Playgrounds breathe laughter and joy, liveliness and vibrancy into cities.  Playgrounds breathe order into bodies, make them move and behave in certain ways. Playgrounds are sites of play. Playgrounds are sites of work. Playgrounds are sites of freedom. Playgrounds are sites of surveillance. Somewhere between these observations began my interest in playgrounds and their significance to working toward a feminist urban curriculum. Specifically, the interest is in the modern idea of the playground, which emerged during the historical period when urbanization took command and gave rise to a new type of public space and urban infrastructure. Playgrounds, much like other dedicated outdoor public spaces such as parks, are part of the modern outdoor infrastructure of cities. Such public spaces are not only key to the critical understanding of the material making and spatial organization of urban modernity, but also to the analysis of the political economies and cultural imaginaries that shaped the modern urban condition. Today, as we inhabit the afterlife of urban modernity, which was constituted by capitalism, coloniality, and patriarchy joining forces to reorganize the conditions of life and death under the regimes of exploitation, extraction and domination, there is growing interest across the humanities and the arts to have access to subjugated histories and to more complex understandings of how modern urbanization took command of everyday life. At the same time, there is anti-colonial and queer feminist insistence to ‘take back the city’ and to envision care-full urban imaginaries in order to create and build urban realities otherwise. I propose here the notion of a feminist urban curriculum for both the critical study of the urban condition, in particular the effects of capitalist-colonial- patriarchal urban modernity and their importance to contemporary planetary urbanization, and for imagining the urban otherwise. For such a feminist urban curriculum, the playground is an excellent site to start from.

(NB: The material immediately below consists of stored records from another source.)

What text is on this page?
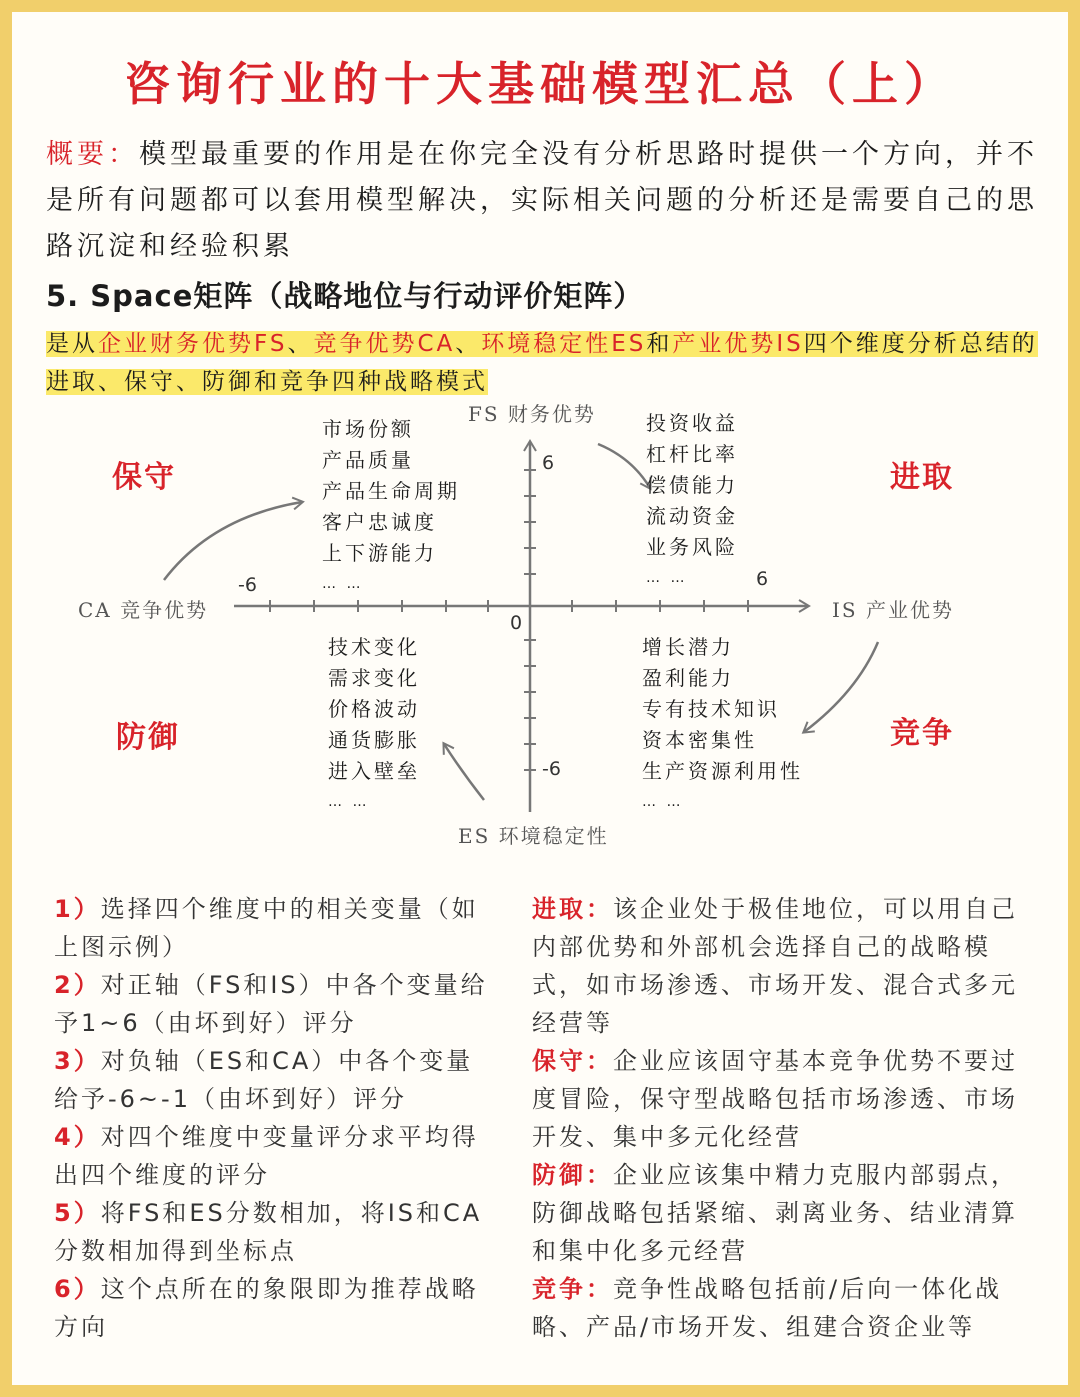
咨询行业的十大基础模型汇总（上）
概要：模型最重要的作用是在你完全没有分析思路时提供一个方向，并不是所有问题都可以套用模型解决，实际相关问题的分析还是需要自己的思路沉淀和经验积累
5. Space矩阵（战略地位与行动评价矩阵）
是从企业财务优势FS、竞争优势CA、环境稳定性ES和产业优势IS四个维度分析总结的进取、保守、防御和竞争四种战略模式
FS 财务优势
CA 竞争优势	IS 产业优势
ES 环境稳定性
0
6
-6	6
-6
保守	进取
防御	竞争
市场份额
产品质量
产品生命周期
客户忠诚度
上下游能力
… …
投资收益
杠杆比率
偿债能力
流动资金
业务风险
… …
技术变化
需求变化
价格波动
通货膨胀
进入壁垒
… …
增长潜力
盈利能力
专有技术知识
资本密集性
生产资源利用性
… …
1）选择四个维度中的相关变量（如上图示例）
2）对正轴（FS和IS）中各个变量给予1~6（由坏到好）评分
3）对负轴（ES和CA）中各个变量给予-6~-1（由坏到好）评分
4）对四个维度中变量评分求平均得出四个维度的评分
5）将FS和ES分数相加，将IS和CA分数相加得到坐标点
6）这个点所在的象限即为推荐战略方向
进取：该企业处于极佳地位，可以用自己内部优势和外部机会选择自己的战略模式，如市场渗透、市场开发、混合式多元经营等
保守：企业应该固守基本竞争优势不要过度冒险，保守型战略包括市场渗透、市场开发、集中多元化经营
防御：企业应该集中精力克服内部弱点，防御战略包括紧缩、剥离业务、结业清算和集中化多元经营
竞争：竞争性战略包括前/后向一体化战略、产品/市场开发、组建合资企业等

 Absent a comprehensive and comparative anti-colonial and queer feminist history of urban playgrounds, this text patches together some contemporary and historical observations to provide e a critical reflection of the playground which presents a public space and a site of gendered and racialized work that, so far, has remained largely overlooked in feminist urban theories. The notion of the urban curriculum is introduced in order to approach the meanings of the playground in relation the formation of the modern urban condition. Furthermore, this idea urban curriculum also allows to critically understood playgrounds in relation to the conditions of contemporary urban life under compulsory neoliberalism with increasing social and ecological injustice, rising wealth inequality, relentless competition in the accelerated race of capitalism, life-long debt sentences because of increasing property values caused by gentrification, imperiled health because of cuts and increasing environmental and climate threats. The urban curriculum is understood as a set of instructions operating on the level of bodies and environments of cities. The urban curriculum is embodied, which means, that it is lived and performed through the movements and behaviors of urban bodies. The urban curriculum is materialized, that is bodily, social, environmental and material.